Monday, August 8, 2011

Inevitable Fallout from Debt Deal

First the Republicans in Congress took the debt ceiling process hostage. Then they held out for an all-cuts settlement that follows party orthodoxy. During the weeks of negotiations, investors were evidently not impressed with the deal taking shape. The New York Stock Exchange's Dow Jones Industrial Index fell by 1,000 points.

After President Obama signed it on the last day before the deadline, Speaker John Boehner (R-Ohio) declared with satisfaction, "I'm very happy. I got 98% of what I wanted." Obviously unimpressed, the Dow Jones Industrials fell by another 500 points.

Also clearly unimpressed, Standard and Poore's subsequently downgraded the United States' credit rating from AAA to AA+. This is the first time that has ever happened. Today, the first day the Stock Exchange was open after the downgrade, the Dow fell another 600 points.

So, the Republicans devised a settlement their congressional leader considers almost a perfect picture of how they would like to handle the federal budget going forward. And as a result, the value of American equity assets has fallen by about 18% in a month.
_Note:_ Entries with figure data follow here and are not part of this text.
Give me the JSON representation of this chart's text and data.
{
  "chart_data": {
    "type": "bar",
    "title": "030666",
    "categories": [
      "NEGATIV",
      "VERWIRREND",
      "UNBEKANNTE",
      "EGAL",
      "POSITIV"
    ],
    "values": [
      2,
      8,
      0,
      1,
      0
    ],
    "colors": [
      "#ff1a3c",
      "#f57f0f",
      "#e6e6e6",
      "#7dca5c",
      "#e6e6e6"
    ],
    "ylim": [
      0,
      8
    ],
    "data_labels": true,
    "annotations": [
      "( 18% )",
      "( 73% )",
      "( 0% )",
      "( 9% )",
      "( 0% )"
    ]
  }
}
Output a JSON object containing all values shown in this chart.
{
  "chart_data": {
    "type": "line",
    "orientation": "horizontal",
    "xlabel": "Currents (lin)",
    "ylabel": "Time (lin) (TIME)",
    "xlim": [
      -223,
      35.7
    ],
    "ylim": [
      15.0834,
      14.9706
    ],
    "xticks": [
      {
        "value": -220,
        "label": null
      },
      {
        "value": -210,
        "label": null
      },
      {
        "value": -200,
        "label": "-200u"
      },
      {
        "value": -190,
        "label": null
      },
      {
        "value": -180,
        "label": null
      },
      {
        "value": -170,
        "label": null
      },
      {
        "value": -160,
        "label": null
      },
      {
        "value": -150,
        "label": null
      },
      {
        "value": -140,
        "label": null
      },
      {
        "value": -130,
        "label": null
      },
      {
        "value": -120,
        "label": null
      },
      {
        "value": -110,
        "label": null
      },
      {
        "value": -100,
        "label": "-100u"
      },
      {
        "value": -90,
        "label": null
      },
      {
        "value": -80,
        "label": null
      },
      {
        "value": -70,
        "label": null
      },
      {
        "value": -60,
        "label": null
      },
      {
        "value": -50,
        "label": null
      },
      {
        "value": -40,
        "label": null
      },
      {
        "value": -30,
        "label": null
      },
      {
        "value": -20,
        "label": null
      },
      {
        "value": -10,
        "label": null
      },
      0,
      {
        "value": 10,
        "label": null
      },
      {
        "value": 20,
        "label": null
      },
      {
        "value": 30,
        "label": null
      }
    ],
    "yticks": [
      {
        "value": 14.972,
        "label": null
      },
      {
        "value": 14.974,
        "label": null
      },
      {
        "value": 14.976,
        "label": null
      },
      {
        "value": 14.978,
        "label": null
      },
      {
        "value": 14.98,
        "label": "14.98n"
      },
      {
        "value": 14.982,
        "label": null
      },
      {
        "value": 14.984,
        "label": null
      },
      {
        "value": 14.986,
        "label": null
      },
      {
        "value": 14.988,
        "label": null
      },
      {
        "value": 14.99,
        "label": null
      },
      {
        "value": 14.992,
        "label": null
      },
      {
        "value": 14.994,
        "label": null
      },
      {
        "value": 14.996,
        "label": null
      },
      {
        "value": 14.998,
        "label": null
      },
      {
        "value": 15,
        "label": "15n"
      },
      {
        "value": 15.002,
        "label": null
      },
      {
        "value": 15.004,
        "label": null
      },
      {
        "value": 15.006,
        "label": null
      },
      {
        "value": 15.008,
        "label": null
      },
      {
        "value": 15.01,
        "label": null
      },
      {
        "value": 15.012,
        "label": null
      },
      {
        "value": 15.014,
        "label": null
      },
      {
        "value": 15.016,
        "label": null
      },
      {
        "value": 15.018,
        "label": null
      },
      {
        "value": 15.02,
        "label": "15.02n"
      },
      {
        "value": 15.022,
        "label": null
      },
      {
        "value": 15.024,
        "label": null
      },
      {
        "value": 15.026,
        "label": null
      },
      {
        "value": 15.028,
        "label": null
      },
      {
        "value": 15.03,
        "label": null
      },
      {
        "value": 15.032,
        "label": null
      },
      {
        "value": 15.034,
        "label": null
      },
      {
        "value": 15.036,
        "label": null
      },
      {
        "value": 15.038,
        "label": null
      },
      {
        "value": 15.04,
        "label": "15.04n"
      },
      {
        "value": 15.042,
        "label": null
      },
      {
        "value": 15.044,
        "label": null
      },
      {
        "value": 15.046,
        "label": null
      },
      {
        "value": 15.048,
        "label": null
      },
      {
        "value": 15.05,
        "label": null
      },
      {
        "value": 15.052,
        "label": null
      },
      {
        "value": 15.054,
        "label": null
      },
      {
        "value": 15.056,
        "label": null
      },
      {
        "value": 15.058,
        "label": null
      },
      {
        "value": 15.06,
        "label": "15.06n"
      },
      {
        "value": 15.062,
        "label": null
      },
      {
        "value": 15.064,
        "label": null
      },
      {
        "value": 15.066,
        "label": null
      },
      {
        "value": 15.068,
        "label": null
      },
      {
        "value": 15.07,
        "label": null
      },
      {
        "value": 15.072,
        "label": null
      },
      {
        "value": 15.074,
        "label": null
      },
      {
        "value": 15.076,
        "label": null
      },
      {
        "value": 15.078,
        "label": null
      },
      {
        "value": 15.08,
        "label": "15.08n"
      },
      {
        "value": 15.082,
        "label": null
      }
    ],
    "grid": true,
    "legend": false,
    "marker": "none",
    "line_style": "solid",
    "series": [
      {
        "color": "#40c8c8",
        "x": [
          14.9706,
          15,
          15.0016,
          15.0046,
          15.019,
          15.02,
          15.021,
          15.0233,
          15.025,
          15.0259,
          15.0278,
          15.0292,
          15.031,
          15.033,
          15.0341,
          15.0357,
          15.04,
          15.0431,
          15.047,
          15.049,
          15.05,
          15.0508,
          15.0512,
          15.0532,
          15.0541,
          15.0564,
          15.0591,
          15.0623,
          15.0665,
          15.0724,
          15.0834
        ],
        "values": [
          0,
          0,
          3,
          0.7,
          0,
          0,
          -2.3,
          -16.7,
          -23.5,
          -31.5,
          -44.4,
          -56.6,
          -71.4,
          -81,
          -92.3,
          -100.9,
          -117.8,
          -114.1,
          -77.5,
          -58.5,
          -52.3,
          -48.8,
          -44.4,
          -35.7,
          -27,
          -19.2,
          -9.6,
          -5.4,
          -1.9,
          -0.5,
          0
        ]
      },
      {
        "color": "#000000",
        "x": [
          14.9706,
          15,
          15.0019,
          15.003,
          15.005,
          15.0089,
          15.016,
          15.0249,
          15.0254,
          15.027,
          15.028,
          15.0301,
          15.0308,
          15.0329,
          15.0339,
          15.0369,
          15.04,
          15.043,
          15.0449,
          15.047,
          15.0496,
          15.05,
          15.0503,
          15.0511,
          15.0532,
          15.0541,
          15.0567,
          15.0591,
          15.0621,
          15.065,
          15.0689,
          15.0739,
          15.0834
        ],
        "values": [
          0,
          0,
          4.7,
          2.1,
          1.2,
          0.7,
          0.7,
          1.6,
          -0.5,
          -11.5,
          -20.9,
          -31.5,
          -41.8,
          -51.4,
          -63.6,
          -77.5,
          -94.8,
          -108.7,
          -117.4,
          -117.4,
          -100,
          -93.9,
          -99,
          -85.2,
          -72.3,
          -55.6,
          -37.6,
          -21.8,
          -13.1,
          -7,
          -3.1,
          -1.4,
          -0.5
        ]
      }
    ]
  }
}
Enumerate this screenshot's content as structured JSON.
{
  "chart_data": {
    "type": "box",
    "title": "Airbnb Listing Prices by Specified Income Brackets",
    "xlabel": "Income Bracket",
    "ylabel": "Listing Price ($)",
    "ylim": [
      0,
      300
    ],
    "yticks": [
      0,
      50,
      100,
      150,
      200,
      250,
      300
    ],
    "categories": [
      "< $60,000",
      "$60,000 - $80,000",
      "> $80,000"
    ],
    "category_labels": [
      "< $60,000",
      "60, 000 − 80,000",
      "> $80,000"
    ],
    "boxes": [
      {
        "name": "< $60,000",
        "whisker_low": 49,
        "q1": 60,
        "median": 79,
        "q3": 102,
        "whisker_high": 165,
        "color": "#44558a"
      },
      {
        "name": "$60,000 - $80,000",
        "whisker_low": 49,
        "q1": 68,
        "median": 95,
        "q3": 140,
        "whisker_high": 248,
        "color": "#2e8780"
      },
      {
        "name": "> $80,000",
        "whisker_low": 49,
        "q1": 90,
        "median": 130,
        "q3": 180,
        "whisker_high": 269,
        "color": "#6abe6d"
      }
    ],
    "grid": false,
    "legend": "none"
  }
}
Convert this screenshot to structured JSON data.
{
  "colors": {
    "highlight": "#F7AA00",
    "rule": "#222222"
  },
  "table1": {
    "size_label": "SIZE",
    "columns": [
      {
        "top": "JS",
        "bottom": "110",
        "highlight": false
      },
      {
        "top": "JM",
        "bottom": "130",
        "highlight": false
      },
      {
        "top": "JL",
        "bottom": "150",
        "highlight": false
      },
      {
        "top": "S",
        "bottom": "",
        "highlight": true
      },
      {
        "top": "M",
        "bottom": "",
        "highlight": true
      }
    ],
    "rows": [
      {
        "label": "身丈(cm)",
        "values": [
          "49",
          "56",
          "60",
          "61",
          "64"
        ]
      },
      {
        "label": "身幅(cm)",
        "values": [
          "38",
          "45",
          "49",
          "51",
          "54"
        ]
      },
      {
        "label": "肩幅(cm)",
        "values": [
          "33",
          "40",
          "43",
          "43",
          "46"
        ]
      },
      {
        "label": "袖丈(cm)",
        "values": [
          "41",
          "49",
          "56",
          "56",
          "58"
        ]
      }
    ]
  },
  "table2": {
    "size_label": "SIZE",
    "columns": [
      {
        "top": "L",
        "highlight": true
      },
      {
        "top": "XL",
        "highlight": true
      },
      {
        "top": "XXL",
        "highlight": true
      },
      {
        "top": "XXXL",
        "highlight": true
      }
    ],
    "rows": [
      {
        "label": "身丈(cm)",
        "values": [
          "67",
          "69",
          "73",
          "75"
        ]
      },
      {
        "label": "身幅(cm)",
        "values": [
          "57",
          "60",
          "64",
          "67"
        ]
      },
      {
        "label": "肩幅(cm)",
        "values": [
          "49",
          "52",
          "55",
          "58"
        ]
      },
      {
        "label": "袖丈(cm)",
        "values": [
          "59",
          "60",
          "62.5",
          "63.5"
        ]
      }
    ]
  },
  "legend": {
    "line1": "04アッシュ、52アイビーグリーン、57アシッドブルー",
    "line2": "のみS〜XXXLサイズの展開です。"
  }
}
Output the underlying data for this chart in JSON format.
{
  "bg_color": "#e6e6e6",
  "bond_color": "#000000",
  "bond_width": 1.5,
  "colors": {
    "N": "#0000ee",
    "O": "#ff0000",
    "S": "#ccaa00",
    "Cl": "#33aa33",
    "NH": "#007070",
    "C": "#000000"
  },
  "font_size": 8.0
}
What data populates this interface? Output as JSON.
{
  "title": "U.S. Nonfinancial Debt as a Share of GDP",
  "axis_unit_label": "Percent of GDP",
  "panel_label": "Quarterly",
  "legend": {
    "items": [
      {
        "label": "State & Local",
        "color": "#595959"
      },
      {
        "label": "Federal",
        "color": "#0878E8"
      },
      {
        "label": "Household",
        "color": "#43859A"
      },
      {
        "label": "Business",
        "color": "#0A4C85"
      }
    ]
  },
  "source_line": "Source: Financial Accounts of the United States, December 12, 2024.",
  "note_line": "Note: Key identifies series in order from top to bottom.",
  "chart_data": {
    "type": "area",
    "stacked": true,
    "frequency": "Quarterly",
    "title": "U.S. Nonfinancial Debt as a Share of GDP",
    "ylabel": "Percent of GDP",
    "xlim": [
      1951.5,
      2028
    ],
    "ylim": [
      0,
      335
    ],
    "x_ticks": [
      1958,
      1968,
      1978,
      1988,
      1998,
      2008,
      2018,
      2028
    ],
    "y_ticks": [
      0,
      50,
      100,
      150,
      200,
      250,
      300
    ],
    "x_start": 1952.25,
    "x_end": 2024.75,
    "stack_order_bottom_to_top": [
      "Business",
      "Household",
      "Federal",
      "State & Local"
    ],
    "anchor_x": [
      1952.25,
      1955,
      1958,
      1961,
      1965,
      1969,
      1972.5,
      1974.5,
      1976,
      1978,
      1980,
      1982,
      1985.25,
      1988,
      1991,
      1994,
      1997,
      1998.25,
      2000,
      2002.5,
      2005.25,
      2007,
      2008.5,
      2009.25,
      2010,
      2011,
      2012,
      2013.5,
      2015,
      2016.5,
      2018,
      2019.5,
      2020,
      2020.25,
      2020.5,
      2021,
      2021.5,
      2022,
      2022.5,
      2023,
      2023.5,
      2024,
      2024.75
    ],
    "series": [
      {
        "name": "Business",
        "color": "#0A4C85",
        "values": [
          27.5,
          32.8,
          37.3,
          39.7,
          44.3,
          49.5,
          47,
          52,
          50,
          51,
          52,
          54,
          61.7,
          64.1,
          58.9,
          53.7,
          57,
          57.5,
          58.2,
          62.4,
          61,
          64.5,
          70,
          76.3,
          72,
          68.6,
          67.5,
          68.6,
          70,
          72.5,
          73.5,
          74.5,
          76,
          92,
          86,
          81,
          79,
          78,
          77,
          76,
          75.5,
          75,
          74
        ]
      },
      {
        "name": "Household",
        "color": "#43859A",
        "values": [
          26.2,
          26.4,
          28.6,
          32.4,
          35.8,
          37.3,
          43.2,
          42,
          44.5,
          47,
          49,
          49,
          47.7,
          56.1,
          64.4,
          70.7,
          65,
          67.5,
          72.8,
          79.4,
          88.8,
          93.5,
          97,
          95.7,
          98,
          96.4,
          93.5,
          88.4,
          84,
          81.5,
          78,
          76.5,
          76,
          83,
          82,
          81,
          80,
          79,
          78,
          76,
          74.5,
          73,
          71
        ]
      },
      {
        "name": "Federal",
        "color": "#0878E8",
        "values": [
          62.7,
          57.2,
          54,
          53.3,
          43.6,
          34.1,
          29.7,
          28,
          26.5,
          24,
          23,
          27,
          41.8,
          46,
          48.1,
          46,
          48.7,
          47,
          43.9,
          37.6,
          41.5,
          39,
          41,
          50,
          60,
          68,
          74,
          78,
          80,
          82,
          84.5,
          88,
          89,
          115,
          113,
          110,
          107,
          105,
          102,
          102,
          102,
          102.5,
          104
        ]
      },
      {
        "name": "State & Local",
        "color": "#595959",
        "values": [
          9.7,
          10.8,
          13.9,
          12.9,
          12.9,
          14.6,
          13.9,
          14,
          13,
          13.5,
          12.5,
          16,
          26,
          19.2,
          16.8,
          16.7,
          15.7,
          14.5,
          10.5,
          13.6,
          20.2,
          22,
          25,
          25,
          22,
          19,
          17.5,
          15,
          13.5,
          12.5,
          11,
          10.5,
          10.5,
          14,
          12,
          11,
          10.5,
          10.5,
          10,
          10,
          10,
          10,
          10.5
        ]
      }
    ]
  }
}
Even the business and investment community, frequently supportive of Republicans, recognizes their ideologically-driven approach to the budget for what it is--something that simply doesn't work, couched within a political strategy that reduces governance to gridlock.

Maybe now will come an opening for a realistic, "balanced" approach that fully addresses the problem? One can only hope, and if not, that the public will remember who crashed the bus when the next election rolls around.